Preparation

Does this scenario sound familiar: There are 150 people you’d like to invite to your wedding but space limitations at the chapel you booked leave only enough room for 75. Or, in another scenario, you’ve always dreamed of a small, immediate-family-only ceremony, followed by a dance-til-you-drop party for 200 later that night or another weekend. In both situations, you want to invite fewer people to the ceremony than to the reception. Is that an etiquette misstep? Will this cause hard feelings?

Good news-it’s totally fine in either of these situations! (But should you have room for everyone, or the reception immediately follows the ceremony, it’s considered poor form to not invite guests to both parts of the day.) It’s also getting more and more common, so chances are, many of your loved ones will be familiar with this arrangement.
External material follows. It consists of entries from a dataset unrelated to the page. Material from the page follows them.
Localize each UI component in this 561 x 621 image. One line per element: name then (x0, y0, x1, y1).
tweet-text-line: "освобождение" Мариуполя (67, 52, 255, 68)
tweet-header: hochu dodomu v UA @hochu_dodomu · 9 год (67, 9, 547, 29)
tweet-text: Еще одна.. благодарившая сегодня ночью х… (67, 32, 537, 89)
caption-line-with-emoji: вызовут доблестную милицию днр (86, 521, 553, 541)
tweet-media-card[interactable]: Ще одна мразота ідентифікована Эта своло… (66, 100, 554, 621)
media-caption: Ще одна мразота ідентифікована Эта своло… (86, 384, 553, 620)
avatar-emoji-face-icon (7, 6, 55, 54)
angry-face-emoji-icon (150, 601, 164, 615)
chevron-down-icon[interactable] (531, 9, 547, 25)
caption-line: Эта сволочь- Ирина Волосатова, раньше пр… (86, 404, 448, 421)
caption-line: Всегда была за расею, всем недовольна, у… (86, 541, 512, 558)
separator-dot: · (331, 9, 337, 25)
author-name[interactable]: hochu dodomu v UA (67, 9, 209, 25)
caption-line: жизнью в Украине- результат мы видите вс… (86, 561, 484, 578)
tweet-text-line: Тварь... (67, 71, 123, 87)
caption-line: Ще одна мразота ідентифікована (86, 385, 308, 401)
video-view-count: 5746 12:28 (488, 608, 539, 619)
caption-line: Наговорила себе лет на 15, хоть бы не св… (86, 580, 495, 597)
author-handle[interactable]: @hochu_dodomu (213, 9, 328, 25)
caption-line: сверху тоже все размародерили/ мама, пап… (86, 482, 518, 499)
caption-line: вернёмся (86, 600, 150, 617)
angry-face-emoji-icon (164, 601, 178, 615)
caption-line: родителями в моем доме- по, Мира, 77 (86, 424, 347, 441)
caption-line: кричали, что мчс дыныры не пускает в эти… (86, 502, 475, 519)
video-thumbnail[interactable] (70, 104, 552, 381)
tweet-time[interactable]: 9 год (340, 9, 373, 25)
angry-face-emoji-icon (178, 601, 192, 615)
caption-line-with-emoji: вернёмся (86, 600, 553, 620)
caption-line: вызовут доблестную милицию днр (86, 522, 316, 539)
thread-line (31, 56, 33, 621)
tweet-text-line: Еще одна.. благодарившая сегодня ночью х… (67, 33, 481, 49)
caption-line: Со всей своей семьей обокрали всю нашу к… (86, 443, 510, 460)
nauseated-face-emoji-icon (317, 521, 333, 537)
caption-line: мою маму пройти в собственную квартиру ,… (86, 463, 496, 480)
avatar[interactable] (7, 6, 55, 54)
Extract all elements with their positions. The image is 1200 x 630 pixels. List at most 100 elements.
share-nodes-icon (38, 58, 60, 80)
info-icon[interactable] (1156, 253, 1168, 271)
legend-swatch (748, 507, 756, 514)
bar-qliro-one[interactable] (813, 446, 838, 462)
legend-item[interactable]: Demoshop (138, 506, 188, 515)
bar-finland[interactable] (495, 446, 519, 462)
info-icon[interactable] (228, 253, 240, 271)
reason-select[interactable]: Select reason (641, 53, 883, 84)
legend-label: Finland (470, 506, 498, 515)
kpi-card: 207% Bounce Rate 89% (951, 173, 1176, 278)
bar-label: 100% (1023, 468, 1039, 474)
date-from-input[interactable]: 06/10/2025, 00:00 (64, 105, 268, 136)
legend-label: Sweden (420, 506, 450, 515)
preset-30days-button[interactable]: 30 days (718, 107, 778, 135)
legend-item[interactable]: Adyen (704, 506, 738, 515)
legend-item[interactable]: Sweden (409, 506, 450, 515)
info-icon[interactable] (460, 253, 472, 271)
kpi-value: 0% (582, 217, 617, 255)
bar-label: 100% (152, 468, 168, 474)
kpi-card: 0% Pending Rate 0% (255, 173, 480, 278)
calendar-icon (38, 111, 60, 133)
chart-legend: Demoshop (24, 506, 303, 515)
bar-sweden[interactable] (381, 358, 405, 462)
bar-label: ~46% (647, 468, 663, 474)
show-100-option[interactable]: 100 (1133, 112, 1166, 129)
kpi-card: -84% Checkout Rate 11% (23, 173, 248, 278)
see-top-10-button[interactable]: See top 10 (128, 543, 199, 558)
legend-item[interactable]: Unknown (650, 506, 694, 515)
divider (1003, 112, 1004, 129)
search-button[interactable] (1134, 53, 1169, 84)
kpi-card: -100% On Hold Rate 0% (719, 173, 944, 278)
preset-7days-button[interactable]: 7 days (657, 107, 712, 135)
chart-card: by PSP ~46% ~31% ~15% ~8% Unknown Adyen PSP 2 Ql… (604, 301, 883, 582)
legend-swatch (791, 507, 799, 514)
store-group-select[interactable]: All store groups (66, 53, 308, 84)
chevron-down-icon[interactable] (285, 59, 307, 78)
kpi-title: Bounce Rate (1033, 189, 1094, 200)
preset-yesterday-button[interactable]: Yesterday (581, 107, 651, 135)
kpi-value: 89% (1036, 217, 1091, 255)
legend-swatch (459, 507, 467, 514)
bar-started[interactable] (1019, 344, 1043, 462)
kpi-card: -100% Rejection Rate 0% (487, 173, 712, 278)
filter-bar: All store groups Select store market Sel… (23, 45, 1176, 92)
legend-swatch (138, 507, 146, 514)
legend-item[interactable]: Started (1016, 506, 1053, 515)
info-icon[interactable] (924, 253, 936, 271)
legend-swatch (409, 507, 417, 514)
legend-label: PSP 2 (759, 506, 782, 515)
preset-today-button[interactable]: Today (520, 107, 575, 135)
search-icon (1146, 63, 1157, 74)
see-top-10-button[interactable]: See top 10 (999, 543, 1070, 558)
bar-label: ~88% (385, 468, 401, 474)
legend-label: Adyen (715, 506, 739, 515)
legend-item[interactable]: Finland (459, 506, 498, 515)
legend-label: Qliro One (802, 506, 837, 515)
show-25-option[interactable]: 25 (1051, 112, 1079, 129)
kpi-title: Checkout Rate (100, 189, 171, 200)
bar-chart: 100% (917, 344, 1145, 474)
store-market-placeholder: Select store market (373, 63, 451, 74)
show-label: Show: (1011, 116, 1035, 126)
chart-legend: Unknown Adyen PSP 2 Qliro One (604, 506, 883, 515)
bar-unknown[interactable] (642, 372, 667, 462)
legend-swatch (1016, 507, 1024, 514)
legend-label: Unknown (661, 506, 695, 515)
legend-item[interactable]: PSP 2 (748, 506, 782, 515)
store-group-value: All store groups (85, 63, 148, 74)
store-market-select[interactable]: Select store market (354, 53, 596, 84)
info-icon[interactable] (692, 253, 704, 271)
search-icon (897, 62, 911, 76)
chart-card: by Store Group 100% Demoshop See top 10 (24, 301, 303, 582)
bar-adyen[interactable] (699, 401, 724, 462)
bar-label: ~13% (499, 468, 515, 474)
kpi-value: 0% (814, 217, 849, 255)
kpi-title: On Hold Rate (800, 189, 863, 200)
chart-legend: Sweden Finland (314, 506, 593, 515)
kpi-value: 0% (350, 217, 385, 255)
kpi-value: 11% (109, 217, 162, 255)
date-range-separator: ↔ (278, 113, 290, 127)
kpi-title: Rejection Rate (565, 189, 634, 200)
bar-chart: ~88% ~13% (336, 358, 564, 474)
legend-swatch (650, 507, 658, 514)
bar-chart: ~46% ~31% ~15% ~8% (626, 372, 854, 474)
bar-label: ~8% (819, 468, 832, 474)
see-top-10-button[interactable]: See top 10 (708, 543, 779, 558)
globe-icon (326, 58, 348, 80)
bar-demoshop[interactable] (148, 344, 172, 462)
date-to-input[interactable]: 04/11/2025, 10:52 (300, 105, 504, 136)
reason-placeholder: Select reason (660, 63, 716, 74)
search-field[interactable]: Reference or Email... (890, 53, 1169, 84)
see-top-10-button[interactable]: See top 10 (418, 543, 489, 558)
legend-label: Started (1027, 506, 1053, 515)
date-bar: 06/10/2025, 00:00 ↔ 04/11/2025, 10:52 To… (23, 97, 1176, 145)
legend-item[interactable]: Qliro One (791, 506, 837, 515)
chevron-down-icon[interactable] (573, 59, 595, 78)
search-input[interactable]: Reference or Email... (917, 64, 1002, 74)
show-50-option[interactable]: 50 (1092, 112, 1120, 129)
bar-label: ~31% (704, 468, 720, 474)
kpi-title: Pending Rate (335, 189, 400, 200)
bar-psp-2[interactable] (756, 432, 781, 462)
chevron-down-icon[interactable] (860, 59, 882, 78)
To do it right, though, there are a couple of things to keep in mind.

RELATED: HOW TO WORD YOUR INVITATIONS FOR EVERY TYPE OF WEDDING

Many wedding invitations come with all the ceremony and reception details printed on a single card. While it’s economical, it won’t work if you’re limiting ceremony attendance. You’ll need two different invites: a reception-only main card and a smaller card inviting people to the ceremony. Guests invited to both the ceremony and reception get both cards; reception-only guests receive just the reception card.

Try this sample reception-only wording, which makes it clear the couple already were married by the time the party rolled around: “Amber Davis and Peter Moore request the pleasure of your company at their wedding reception to celebrate their marriage…” The ceremony card could say: “Amber Davis and Peter Moore request the pleasure of your company at their wedding ceremony…”

The same rule that applies to traditional ceremony-and-reception invitations applies here, too. Send ceremony-and-reception guests as well as reception-only guests a reply/RSVP card.

While there are certain situations that make it acceptable to invite some guests to the ceremony and reception and others to just the reception alone, you should never do the opposite. Inviting someone to your ceremony and not to the reception would most likely hurt their feelings, so you shouldn’t even consider it. And why would you? If a person is important enough to be invited to watch you take your vows, you’d certainly want them to party with you later, too.